Start date: 1 February 2008
End date: 30 April 2009
Funding programme: Users & Innovation: Personalising Technologies
Project website:
http://www.bloomsbury.ac.uk/apt
JISC theme(s): Information environment, e-Administration
Committees: JISC Integrated Information Environment committee
Overview
New web technologies present exciting opportunities to enrich teaching, learning and research. To move beyond the “early adopters” and to get the majority of users using these innovative technologies effectively, it is necessary to identify current users’ needs and capabilities and to meet their requirements in a way that supports gradual development of their competence and confidence.
This project aims to develop students’, teachers’, administrators’ and researchers’ technological capabilities to support collaborative learning and working.
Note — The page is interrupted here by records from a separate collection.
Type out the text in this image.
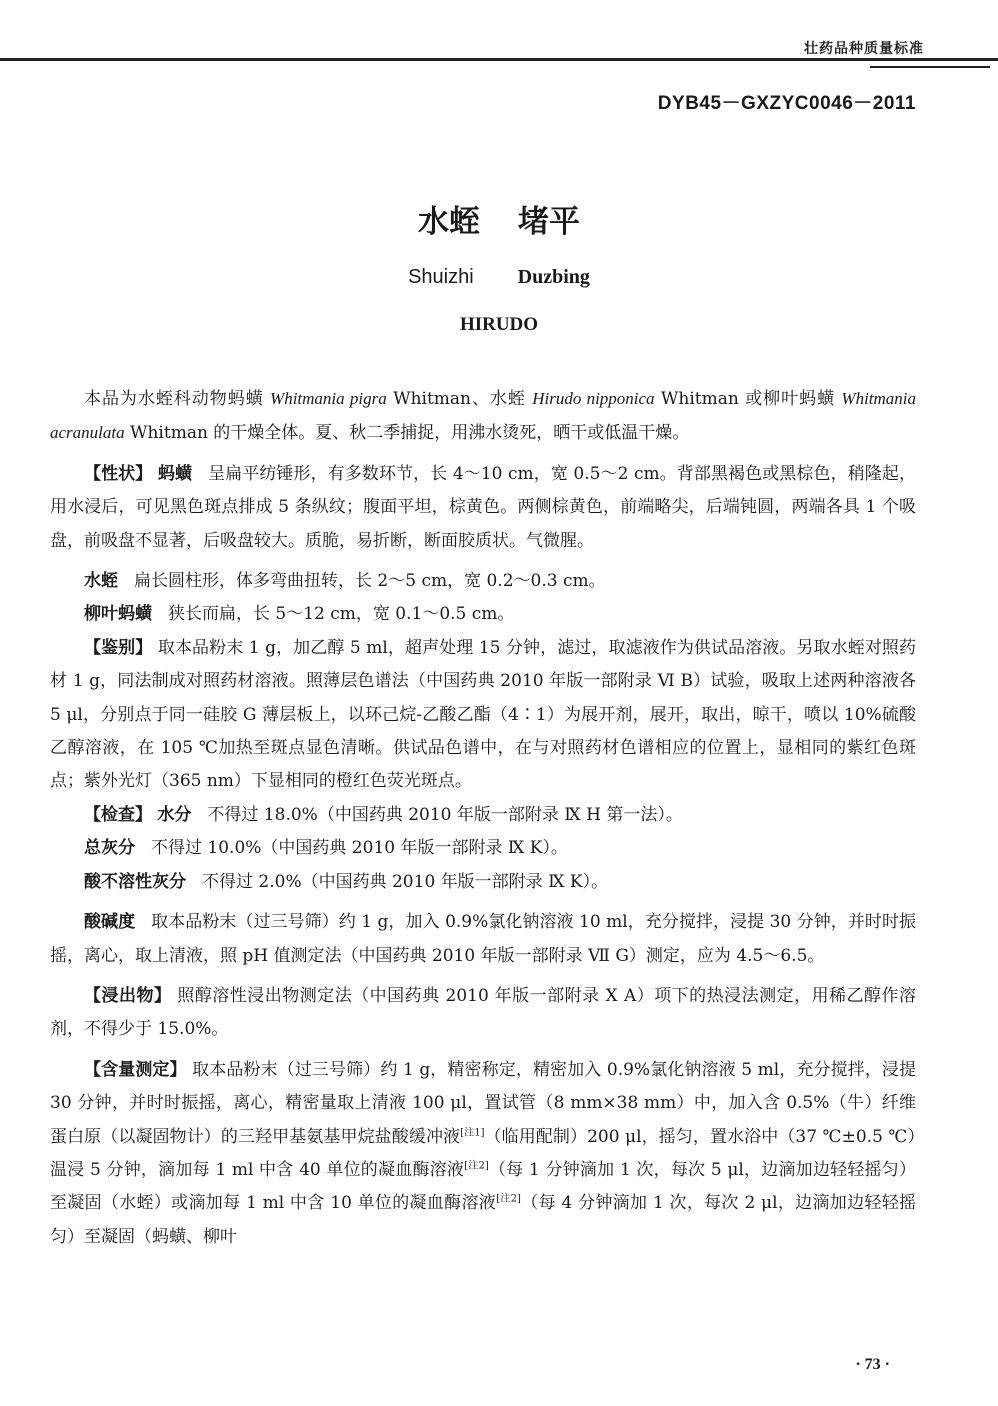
壮药品种质量标准
DYB45－GXZYC0046－2011
水蛭 堵平
Shuizhi Duzbing
HIRUDO

本品为水蛭科动物蚂蟥 Whitmania pigra Whitman、水蛭 Hirudo nipponica Whitman 或柳叶蚂蟥 Whitmania acranulata Whitman 的干燥全体。夏、秋二季捕捉，用沸水烫死，晒干或低温干燥。

【性状】 蚂蟥 呈扁平纺锤形，有多数环节，长 4～10 cm，宽 0.5～2 cm。背部黑褐色或黑棕色，稍隆起，用水浸后，可见黑色斑点排成 5 条纵纹；腹面平坦，棕黄色。两侧棕黄色，前端略尖，后端钝圆，两端各具 1 个吸盘，前吸盘不显著，后吸盘较大。质脆，易折断，断面胶质状。气微腥。

水蛭 扁长圆柱形，体多弯曲扭转，长 2～5 cm，宽 0.2～0.3 cm。

柳叶蚂蟥 狭长而扁，长 5～12 cm，宽 0.1～0.5 cm。

【鉴别】 取本品粉末 1 g，加乙醇 5 ml，超声处理 15 分钟，滤过，取滤液作为供试品溶液。另取水蛭对照药材 1 g，同法制成对照药材溶液。照薄层色谱法（中国药典 2010 年版一部附录 Ⅵ B）试验，吸取上述两种溶液各 5 μl，分别点于同一硅胶 G 薄层板上，以环己烷-乙酸乙酯（4∶1）为展开剂，展开，取出，晾干，喷以 10%硫酸乙醇溶液，在 105 ℃加热至斑点显色清晰。供试品色谱中，在与对照药材色谱相应的位置上，显相同的紫红色斑点；紫外光灯（365 nm）下显相同的橙红色荧光斑点。

【检查】 水分 不得过 18.0%（中国药典 2010 年版一部附录 Ⅸ H 第一法）。

总灰分 不得过 10.0%（中国药典 2010 年版一部附录 Ⅸ K）。

酸不溶性灰分 不得过 2.0%（中国药典 2010 年版一部附录 Ⅸ K）。

酸碱度 取本品粉末（过三号筛）约 1 g，加入 0.9%氯化钠溶液 10 ml，充分搅拌，浸提 30 分钟，并时时振摇，离心，取上清液，照 pH 值测定法（中国药典 2010 年版一部附录 Ⅶ G）测定，应为 4.5～6.5。

【浸出物】 照醇溶性浸出物测定法（中国药典 2010 年版一部附录 Ⅹ A）项下的热浸法测定，用稀乙醇作溶剂，不得少于 15.0%。

【含量测定】 取本品粉末（过三号筛）约 1 g，精密称定，精密加入 0.9%氯化钠溶液 5 ml，充分搅拌，浸提 30 分钟，并时时振摇，离心，精密量取上清液 100 μl，置试管（8 mm×38 mm）中，加入含 0.5%（牛）纤维蛋白原（以凝固物计）的三羟甲基氨基甲烷盐酸缓冲液[注1]（临用配制）200 μl，摇匀，置水浴中（37 ℃±0.5 ℃）温浸 5 分钟，滴加每 1 ml 中含 40 单位的凝血酶溶液[注2]（每 1 分钟滴加 1 次，每次 5 μl，边滴加边轻轻摇匀）至凝固（水蛭）或滴加每 1 ml 中含 10 单位的凝血酶溶液[注2]（每 4 分钟滴加 1 次，每次 2 μl，边滴加边轻轻摇匀）至凝固（蚂蟥、柳叶

· 73 ·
These diverse groups of users will come together through a simple step-by-step approach to adopting technology which, based on experience and research within the Bloomsbury Colleges consortium, has been shown to bridge the gaps between different user constituencies.
Aims and objectives
The overall aim is to address how to bridge the technological gap between different user groups experience in the adoption of Web 2.0 tools.
Objectives:
- Research – deriving a comprehensive overview of existing practice and the impact of new technologies across the consortium;
- Development – adapting existing collaborative web technologies to ensure they meet the needs of project stakeholders;
- Implementation – introducing and trialling collaborative online tools in a range of different HE scenarios;
- Evaluation – using established JISC procedures to monitor impact, benefits and lessons learnt during the project;
- Dissemination – making the results of the research and development available both internally and externally.
Project methodology
The project consists of five principle phases – research, development, implementation, evaluation and evaluation. These are derived from the Users and Innovation Development Model (UIDM) and are intended to ensure a rapid and agile development process in the relatively short project time scale.
Anticipated outputs and outcomes
Outputs:
- Analysis and publication of data on the use of new web technologies based on existing work and at least five project demonstrators.
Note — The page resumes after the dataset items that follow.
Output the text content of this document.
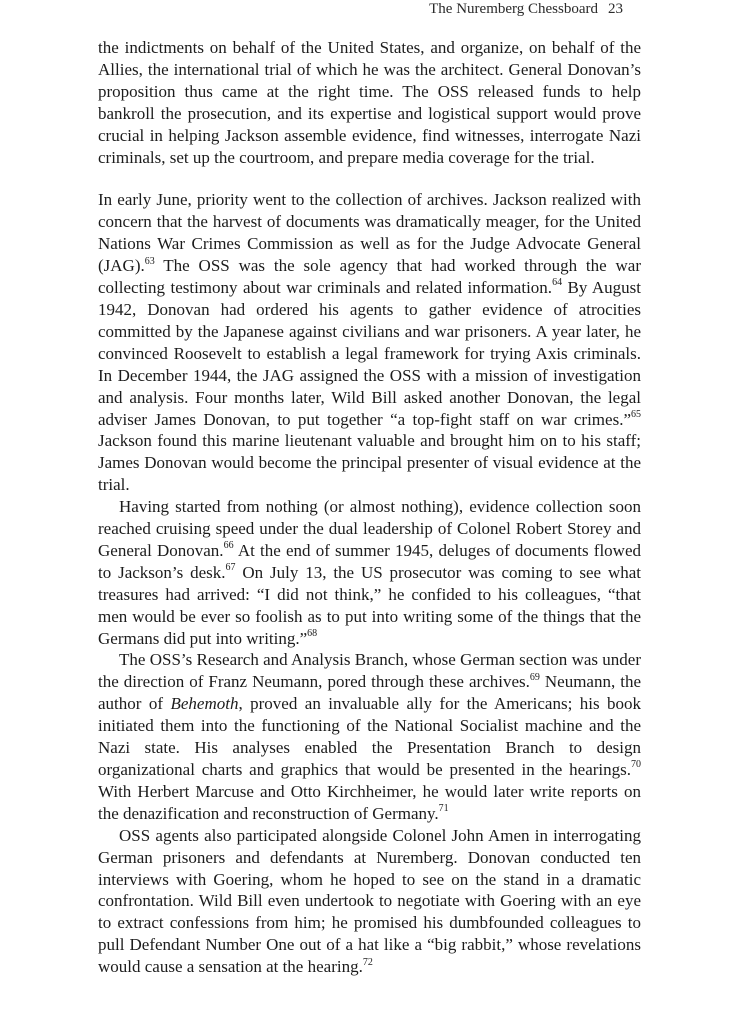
The Nuremberg Chessboard 23

the indictments on behalf of the United States, and organize, on behalf of the Allies, the international trial of which he was the architect. General Donovan’s proposition thus came at the right time. The OSS released funds to help bankroll the prosecution, and its expertise and logistical support would prove crucial in helping Jackson assemble evidence, find witnesses, interrogate Nazi criminals, set up the courtroom, and prepare media coverage for the trial.

In early June, priority went to the collection of archives. Jackson realized with concern that the harvest of documents was dramatically meager, for the United Nations War Crimes Commission as well as for the Judge Advocate General (JAG).$^{63}$ The OSS was the sole agency that had worked through the war collecting testimony about war criminals and related information.$^{64}$ By August 1942, Donovan had ordered his agents to gather evidence of atrocities committed by the Japanese against civilians and war prisoners. A year later, he convinced Roosevelt to establish a legal framework for trying Axis criminals. In December 1944, the JAG assigned the OSS with a mission of investigation and analysis. Four months later, Wild Bill asked another Donovan, the legal adviser James Donovan, to put together “a top-fight staff on war crimes.”$^{65}$ Jackson found this marine lieutenant valuable and brought him on to his staff; James Donovan would become the principal presenter of visual evidence at the trial.

Having started from nothing (or almost nothing), evidence collection soon reached cruising speed under the dual leadership of Colonel Robert Storey and General Donovan.$^{66}$ At the end of summer 1945, deluges of documents flowed to Jackson’s desk.$^{67}$ On July 13, the US prosecutor was coming to see what treasures had arrived: “I did not think,” he confided to his colleagues, “that men would be ever so foolish as to put into writing some of the things that the Germans did put into writing.”$^{68}$

The OSS’s Research and Analysis Branch, whose German section was under the direction of Franz Neumann, pored through these archives.$^{69}$ Neumann, the author of Behemoth, proved an invaluable ally for the Americans; his book initiated them into the functioning of the National Socialist machine and the Nazi state. His analyses enabled the Presentation Branch to design organizational charts and graphics that would be presented in the hearings.$^{70}$ With Herbert Marcuse and Otto Kirchheimer, he would later write reports on the denazification and reconstruction of Germany.$^{71}$

OSS agents also participated alongside Colonel John Amen in interrogating German prisoners and defendants at Nuremberg. Donovan conducted ten interviews with Goering, whom he hoped to see on the stand in a dramatic confrontation. Wild Bill even undertook to negotiate with Goering with an eye to extract confessions from him; he promised his dumbfounded colleagues to pull Defendant Number One out of a hat like a “big rabbit,” whose revelations would cause a sensation at the hearing.$^{72}$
- Academic-led and student-led Bloomsbury showcases demonstrating the technologies to a local academic audience;
- A final open workshop to present outcomes to the wider education community;
- Production of project website, publicity material, e-newsletters; user guides, development documentation;
Outcomes:
- Empowering users to work and support each other using appropriate and practical technologies to bridge the “gap”.
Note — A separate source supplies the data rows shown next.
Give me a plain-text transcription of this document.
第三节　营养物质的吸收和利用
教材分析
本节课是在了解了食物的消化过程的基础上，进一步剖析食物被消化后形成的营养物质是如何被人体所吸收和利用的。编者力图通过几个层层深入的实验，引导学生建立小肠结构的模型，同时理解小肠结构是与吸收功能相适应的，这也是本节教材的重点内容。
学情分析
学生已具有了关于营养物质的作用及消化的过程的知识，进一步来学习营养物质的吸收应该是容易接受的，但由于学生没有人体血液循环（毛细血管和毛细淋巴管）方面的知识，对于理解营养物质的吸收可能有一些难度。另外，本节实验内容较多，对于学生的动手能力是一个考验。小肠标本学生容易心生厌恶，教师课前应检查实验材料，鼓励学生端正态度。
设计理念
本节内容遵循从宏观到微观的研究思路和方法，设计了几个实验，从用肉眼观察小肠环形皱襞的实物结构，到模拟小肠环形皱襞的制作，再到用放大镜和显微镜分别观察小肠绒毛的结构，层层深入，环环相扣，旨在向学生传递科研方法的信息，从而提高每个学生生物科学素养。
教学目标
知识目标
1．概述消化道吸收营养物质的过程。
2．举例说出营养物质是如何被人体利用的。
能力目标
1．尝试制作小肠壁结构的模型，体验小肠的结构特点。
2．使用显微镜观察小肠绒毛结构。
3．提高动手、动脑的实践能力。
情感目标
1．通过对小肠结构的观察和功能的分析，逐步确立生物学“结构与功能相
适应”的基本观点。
- Institutions moving beyond the PowerPoint and VLE model of e-learning to more progressive uses of technologies such as Google Apps, wikis and blogs.
- Identification of technical and organizational issues relating to the use of collaborative learning.
- Application of the UIDM to support rapid development of e-learning tools.
Technology / Standards used
- Authentication/Authorisation Layer: LDAP, FAM (Shibboleth), OpenID
- Transport Layer: SOAP, ReST, WSDL, WADL, OSID
- Object Layer: Atom Publishing Protocol, GData
Overall, the project will attempt to use a lightweight approach when possible (ReST), however due to legacy system integration, often heavyweight standards will be required (WS*). In addition, when bridging lightweight and heavyweight protocols hybrid API wrappers such as OSID could also be implemented. All documentation and reports will be published under a Creative Commons license. Any code will be published as an Open Source BSD license.